Anyone who has ever visited a publications staff room knows that there is a lot of activity happening all at once; the fact that the chaos doesn’t seem to affect anyone present is the sign of a well organized staff and classroom.
Two of your highest priorities when you begin the year will be assigning staff positions and providing job descriptions to everyone on staff and organizing the room so that tools are easily found and put away after use.
Let’s start with the room itself. A quick trip to Pinterest and searching “organizing the yearbook room” or “organizing the classroom” will yield some very creative and affordable ideas like this and this just to get you started.

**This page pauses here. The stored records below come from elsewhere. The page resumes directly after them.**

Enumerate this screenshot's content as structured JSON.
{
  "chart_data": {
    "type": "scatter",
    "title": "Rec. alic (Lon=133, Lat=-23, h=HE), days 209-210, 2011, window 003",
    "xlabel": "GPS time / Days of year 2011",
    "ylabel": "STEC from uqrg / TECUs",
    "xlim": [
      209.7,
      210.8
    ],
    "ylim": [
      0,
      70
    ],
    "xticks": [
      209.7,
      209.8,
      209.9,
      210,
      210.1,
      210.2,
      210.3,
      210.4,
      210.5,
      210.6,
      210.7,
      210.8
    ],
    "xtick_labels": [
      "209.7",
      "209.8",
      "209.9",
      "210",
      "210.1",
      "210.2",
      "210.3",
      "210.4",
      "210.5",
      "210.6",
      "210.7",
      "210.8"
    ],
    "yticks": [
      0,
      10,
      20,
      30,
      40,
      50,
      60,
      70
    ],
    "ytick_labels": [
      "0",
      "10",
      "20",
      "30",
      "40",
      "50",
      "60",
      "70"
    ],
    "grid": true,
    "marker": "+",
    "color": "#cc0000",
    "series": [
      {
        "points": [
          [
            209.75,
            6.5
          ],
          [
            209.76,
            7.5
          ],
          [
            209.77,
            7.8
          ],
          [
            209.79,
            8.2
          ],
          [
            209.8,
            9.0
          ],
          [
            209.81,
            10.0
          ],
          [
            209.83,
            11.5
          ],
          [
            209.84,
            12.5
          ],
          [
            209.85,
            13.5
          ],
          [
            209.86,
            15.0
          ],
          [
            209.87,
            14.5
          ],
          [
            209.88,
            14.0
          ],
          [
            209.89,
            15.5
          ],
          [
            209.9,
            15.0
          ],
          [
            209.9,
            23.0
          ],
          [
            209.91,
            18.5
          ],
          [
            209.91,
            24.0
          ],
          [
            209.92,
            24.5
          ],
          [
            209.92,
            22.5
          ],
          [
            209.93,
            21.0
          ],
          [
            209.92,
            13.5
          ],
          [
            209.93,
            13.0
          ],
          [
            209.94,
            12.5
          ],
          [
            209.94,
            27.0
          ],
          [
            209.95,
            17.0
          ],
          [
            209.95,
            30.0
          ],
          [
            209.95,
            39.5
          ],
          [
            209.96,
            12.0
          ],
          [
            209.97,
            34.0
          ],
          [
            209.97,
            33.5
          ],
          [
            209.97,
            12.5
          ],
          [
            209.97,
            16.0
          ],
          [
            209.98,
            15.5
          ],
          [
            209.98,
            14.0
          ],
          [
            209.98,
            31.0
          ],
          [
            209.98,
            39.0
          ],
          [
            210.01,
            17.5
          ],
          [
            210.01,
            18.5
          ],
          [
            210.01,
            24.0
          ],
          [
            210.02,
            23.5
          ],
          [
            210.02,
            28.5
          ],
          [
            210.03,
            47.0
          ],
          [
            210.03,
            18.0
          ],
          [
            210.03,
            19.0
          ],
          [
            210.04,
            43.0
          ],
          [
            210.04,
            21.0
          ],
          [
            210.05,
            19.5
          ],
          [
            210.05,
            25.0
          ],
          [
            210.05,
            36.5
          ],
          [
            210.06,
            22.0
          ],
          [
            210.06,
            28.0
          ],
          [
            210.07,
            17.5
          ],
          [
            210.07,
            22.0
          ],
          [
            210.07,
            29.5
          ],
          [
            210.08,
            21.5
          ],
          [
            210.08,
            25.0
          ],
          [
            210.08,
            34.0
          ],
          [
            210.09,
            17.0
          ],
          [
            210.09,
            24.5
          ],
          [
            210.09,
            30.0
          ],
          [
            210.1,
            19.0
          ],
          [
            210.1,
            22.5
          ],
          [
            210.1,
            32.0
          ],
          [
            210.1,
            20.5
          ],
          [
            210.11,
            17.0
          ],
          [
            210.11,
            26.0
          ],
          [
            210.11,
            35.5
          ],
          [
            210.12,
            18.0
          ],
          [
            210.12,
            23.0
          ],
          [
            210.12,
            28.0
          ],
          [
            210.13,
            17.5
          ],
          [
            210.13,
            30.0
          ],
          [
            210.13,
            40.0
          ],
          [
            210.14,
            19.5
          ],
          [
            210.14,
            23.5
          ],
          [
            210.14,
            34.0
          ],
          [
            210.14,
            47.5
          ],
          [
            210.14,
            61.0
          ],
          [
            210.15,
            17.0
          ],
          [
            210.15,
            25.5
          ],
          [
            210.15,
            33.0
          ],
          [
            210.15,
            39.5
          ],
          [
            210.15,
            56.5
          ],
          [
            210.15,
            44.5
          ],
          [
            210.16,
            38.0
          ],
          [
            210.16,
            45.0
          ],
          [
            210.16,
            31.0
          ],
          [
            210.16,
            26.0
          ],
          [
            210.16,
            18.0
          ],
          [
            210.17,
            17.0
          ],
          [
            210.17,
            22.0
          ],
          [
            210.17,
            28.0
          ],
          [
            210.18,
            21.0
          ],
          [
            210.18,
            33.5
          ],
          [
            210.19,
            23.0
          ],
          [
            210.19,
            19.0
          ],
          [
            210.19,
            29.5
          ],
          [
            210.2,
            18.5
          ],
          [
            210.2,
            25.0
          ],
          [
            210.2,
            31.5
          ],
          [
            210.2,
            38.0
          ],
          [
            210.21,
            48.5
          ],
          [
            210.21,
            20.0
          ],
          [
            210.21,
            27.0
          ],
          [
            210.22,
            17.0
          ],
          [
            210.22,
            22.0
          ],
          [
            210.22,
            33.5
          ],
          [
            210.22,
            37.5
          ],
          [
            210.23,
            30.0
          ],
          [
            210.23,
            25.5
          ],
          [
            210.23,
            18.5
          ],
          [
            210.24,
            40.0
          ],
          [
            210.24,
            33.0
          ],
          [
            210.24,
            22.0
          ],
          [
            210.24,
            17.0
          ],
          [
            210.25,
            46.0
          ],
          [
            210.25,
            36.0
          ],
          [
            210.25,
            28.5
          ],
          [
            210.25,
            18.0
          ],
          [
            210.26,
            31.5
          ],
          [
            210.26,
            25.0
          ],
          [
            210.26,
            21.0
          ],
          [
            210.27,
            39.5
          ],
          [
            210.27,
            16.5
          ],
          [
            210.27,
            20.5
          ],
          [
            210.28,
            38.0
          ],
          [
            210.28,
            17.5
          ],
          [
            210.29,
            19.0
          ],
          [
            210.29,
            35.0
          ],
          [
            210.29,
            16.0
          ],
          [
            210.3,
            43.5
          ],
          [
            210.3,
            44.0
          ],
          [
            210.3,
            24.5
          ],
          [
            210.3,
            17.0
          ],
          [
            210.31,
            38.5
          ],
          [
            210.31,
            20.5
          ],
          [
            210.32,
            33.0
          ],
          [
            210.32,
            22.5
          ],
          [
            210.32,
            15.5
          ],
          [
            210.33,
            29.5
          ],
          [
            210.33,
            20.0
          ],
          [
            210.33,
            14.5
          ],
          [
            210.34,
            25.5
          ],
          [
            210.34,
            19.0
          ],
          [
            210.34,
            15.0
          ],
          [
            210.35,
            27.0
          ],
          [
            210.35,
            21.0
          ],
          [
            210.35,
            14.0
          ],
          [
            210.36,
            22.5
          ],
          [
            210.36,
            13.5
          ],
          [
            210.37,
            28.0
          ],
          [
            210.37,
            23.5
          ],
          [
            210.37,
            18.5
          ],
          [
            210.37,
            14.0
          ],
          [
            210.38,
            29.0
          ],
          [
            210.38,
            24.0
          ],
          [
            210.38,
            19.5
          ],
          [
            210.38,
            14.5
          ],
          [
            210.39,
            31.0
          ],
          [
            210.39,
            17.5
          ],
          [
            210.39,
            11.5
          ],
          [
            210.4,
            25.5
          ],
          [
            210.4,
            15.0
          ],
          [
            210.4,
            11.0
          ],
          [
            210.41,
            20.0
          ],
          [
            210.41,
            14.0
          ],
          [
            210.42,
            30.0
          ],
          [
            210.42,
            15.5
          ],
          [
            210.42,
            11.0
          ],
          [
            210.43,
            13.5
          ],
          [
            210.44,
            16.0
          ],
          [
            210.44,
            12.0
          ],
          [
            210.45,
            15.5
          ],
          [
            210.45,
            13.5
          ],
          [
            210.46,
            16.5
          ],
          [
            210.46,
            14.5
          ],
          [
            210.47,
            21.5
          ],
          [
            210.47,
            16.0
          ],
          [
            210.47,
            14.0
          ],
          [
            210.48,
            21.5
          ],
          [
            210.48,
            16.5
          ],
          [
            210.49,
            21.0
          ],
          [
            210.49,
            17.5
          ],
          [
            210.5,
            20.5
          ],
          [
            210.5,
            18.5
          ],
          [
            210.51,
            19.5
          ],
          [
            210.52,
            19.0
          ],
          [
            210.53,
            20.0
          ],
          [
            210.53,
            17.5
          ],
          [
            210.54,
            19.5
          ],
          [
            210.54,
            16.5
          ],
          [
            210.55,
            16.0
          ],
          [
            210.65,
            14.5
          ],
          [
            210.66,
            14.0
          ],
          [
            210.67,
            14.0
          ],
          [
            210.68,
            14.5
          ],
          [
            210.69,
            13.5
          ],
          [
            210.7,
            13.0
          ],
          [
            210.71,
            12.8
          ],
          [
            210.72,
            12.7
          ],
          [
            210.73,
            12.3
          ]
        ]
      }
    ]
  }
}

If you’re like me and you want some additional more costly items like comfortable seating or a mini fridge to store drinks for late nights, you may want to make a big WISH LIST and post it prominently in your room for parents to see on back-to-school night. You never know when someone has an extra something that they’d be willing to donate or when someone who is really handy would be willing to build you something. My portable mail center was awesome thanks to one of my staff member’s fathers who was a carpenter.
Your staff room will become a home away from home for you and your staff so you’ll want it to be an inviting, comfortable space that functions like a productive office. Brainstorm with your staff during the first few days about things they would like to have in the room to make it just perfect.
Once you’ve got your room in order, you’ll want to provide your staff with an easy-to-use but comprehensive manual that they can reference BEFORE they come to you with a question about fonts, photography check-out instructions, design or type styles, etc. Having a good staff manual will keep you from having to answer the same question 36 times and allow the staff to be more self sufficient.
Providing direction to your staff and in your room will help control the inevitable chaos that makes a yearbook staff room come alive and allow you to maintain control over the process.